Question

If the centroid of a triangle formed by the points (0, 0), (cos θ, sin θ) and (sin θ, − cos θ) lies on the line y = 2x, then write the value of tan θ.

Answer 1

The centroid of a triangle with vertices \[\left( x_1 , y_1 \right), \left( x_2 , y_2 \right)\text { and } \left( x_3 , y_3 \right)\] is given below: \[\left( \frac{x_1 + x_2 + x_3}{3}, \frac{y_1 + y_2 + y_3}{3} \right)\].

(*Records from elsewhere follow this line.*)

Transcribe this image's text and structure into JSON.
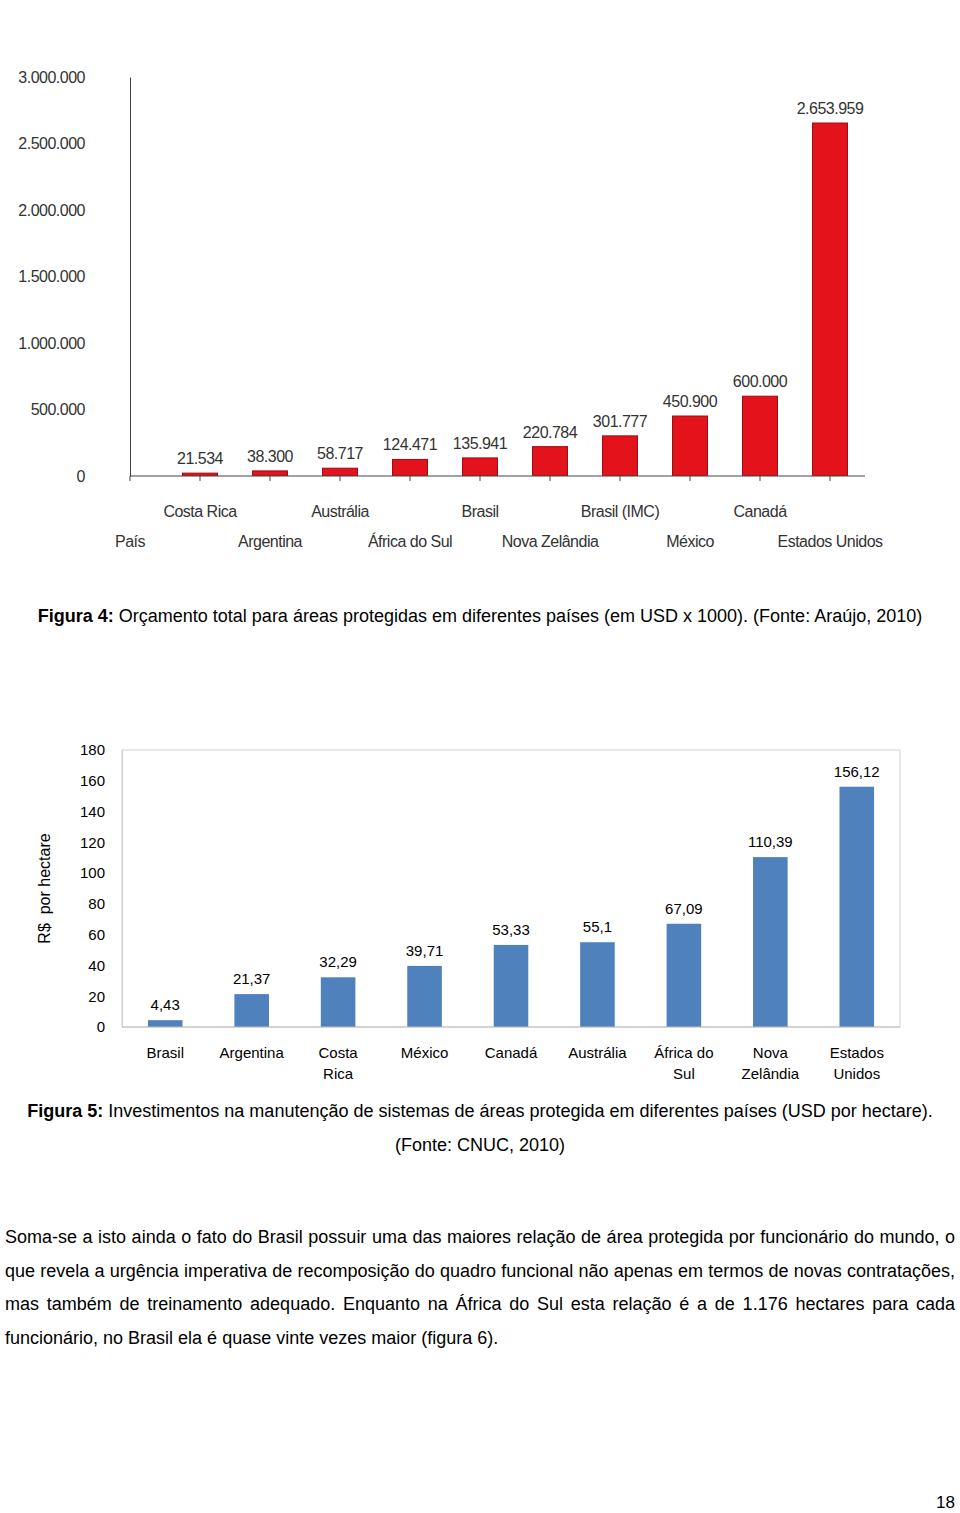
{
  "chart_data": [
    {
      "type": "bar",
      "categories": [
        "País",
        "Costa Rica",
        "Argentina",
        "Austrália",
        "África do Sul",
        "Brasil",
        "Nova Zelândia",
        "Brasil (IMC)",
        "México",
        "Canadá",
        "Estados Unidos"
      ],
      "values": [
        null,
        21534,
        38300,
        58717,
        124471,
        135941,
        220784,
        301777,
        450900,
        600000,
        2653959
      ],
      "value_labels": [
        null,
        "21.534",
        "38.300",
        "58.717",
        "124.471",
        "135.941",
        "220.784",
        "301.777",
        "450.900",
        "600.000",
        "2.653.959"
      ],
      "color": "#e3121b",
      "ylim": [
        0,
        3000000
      ],
      "yticks": [
        0,
        {
          "value": 500000,
          "label": "500.000"
        },
        {
          "value": 1000000,
          "label": "1.000.000"
        },
        {
          "value": 1500000,
          "label": "1.500.000"
        },
        {
          "value": 2000000,
          "label": "2.000.000"
        },
        {
          "value": 2500000,
          "label": "2.500.000"
        },
        {
          "value": 3000000,
          "label": "3.000.000"
        }
      ],
      "grid": false,
      "data_labels": true
    },
    {
      "type": "bar",
      "y_label": "R$  por hectare",
      "categories": [
        "Brasil",
        "Argentina",
        "Costa\nRica",
        "México",
        "Canadá",
        "Austrália",
        "África do\nSul",
        "Nova\nZelândia",
        "Estados\nUnidos"
      ],
      "values": [
        4.43,
        21.37,
        32.29,
        39.71,
        53.33,
        55.1,
        67.09,
        110.39,
        156.12
      ],
      "value_labels": [
        "4,43",
        "21,37",
        "32,29",
        "39,71",
        "53,33",
        "55,1",
        "67,09",
        "110,39",
        "156,12"
      ],
      "color": "#4f81bd",
      "ylim": [
        0,
        180
      ],
      "yticks": [
        0,
        20,
        40,
        60,
        80,
        100,
        120,
        140,
        160,
        180
      ],
      "grid": false,
      "data_labels": true
    }
  ],
  "captions": [
    {
      "label": "Figura 4:",
      "text": "Orçamento total para áreas protegidas em diferentes países (em USD x 1000). (Fonte: Araújo, 2010)"
    },
    {
      "label": "Figura 5:",
      "text": "Investimentos na manutenção de sistemas de áreas protegida em diferentes países (USD por hectare). (Fonte: CNUC, 2010)"
    }
  ],
  "paragraph": "Soma-se a isto ainda o fato do Brasil possuir uma das maiores relação de área protegida por funcionário do mundo, o que revela a urgência imperativa de recomposição do quadro funcional não apenas em termos de novas contratações, mas também de treinamento adequado. Enquanto na África do Sul esta relação é a de 1.176 hectares para cada funcionário, no Brasil ela é quase vinte vezes maior (figura 6).",
  "page_number": "18"
}
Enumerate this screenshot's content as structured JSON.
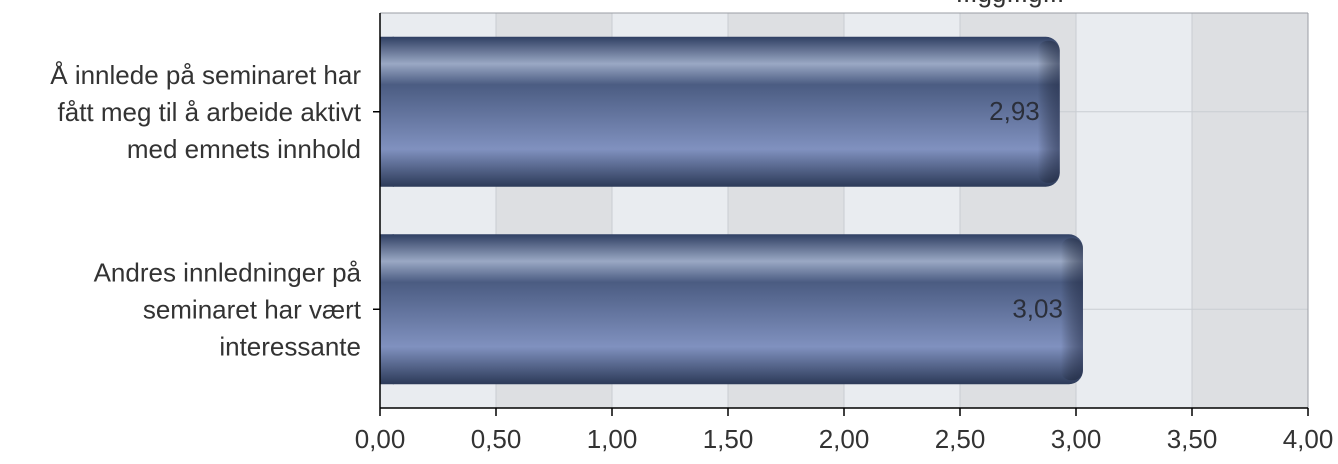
{
  "chart_data": {
    "type": "bar",
    "orientation": "horizontal",
    "title": "...gg...g...",
    "categories": [
      "Å innlede på seminaret har fått meg til å arbeide aktivt med emnets innhold",
      "Andres innledninger på seminaret har vært interessante"
    ],
    "category_lines": [
      [
        "Å innlede på seminaret har",
        "fått meg til å arbeide aktivt",
        "med emnets innhold"
      ],
      [
        "Andres innledninger på",
        "seminaret har vært",
        "interessante"
      ]
    ],
    "values": [
      2.93,
      3.03
    ],
    "value_labels": [
      "2,93",
      "3,03"
    ],
    "xlim": [
      0,
      4
    ],
    "ticks": [
      "0,00",
      "0,50",
      "1,00",
      "1,50",
      "2,00",
      "2,50",
      "3,00",
      "3,50",
      "4,00"
    ],
    "grid": true,
    "colors": {
      "bar_top": "#4a5a7c",
      "bar_mid": "#6f84b3",
      "bar_bottom": "#2c3b5c",
      "plot_bg_light": "#e9ecf0",
      "plot_bg_dark": "#dddfe2",
      "grid": "#c9cdd2",
      "axis": "#000000",
      "text": "#333333"
    }
  }
}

Therefore, the centre of the triangle having vertices (0, 0), (cos θ, sin θ) and (sin θ, − cos θ) is

\[\left( \frac{0 + cos\theta + sin\theta}{3}, \frac{0 + sin\theta - cos\theta}{3} \right) \equiv \left( \frac{cos\theta + sin\theta}{3}, \frac{sin\theta - cos\theta}{3} \right)\]

This point lies on the line y = 2x. 

\[\frac{sin\theta - cos\theta}{3} = 2 \times \frac{cos\theta + sin\theta}{3}\]

\[ \Rightarrow sin\theta - cos\theta = 2cos\theta + 2sin\theta\]

\[ \Rightarrow tan\theta = - 3\]

∴ tanθ = −3